Tras el asesinato del líder supremo de Irán, el ayatolá Alí Jamenei , Hezbolá -un grupo paramilitar chií y aliado iraní que opera desde el Líbano- respondió lanzando cohetes hacia el norte de Israel. Israel respondió con nuevos ataques contra objetivos de Hezbolá en el sur del Líbano, Beirut y el valle de la Bekaa en el este.
Hezbolá ya no es la fuerza que antaño tenía en el Líbano. Sin embargo, como experta en asuntos relacionados con Hezbolá , creo que el grupo aún conserva el potencial de arrastrar al Líbano al conflicto y al caos.

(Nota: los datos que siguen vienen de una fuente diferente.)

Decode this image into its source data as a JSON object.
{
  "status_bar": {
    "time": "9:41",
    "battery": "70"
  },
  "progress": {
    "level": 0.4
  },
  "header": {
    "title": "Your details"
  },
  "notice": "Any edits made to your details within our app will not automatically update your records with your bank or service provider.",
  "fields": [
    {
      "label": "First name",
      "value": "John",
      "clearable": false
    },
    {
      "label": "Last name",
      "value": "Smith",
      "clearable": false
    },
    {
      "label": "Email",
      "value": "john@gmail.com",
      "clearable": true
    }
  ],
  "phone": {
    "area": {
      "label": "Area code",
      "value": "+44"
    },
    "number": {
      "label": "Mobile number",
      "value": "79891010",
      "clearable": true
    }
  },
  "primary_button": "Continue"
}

Hezbolá no está en condiciones de desempeñar un papel eficaz como aliado de Irán en su guerra contra Estados Unidos e Israel. Pero la amenaza de que sus acciones desestabilicen el Líbano es real, al igual que el temor de que Israel y Siria utilicen la respuesta de Hezbolá para lanzar invasiones terrestres y ocupar partes del Líbano.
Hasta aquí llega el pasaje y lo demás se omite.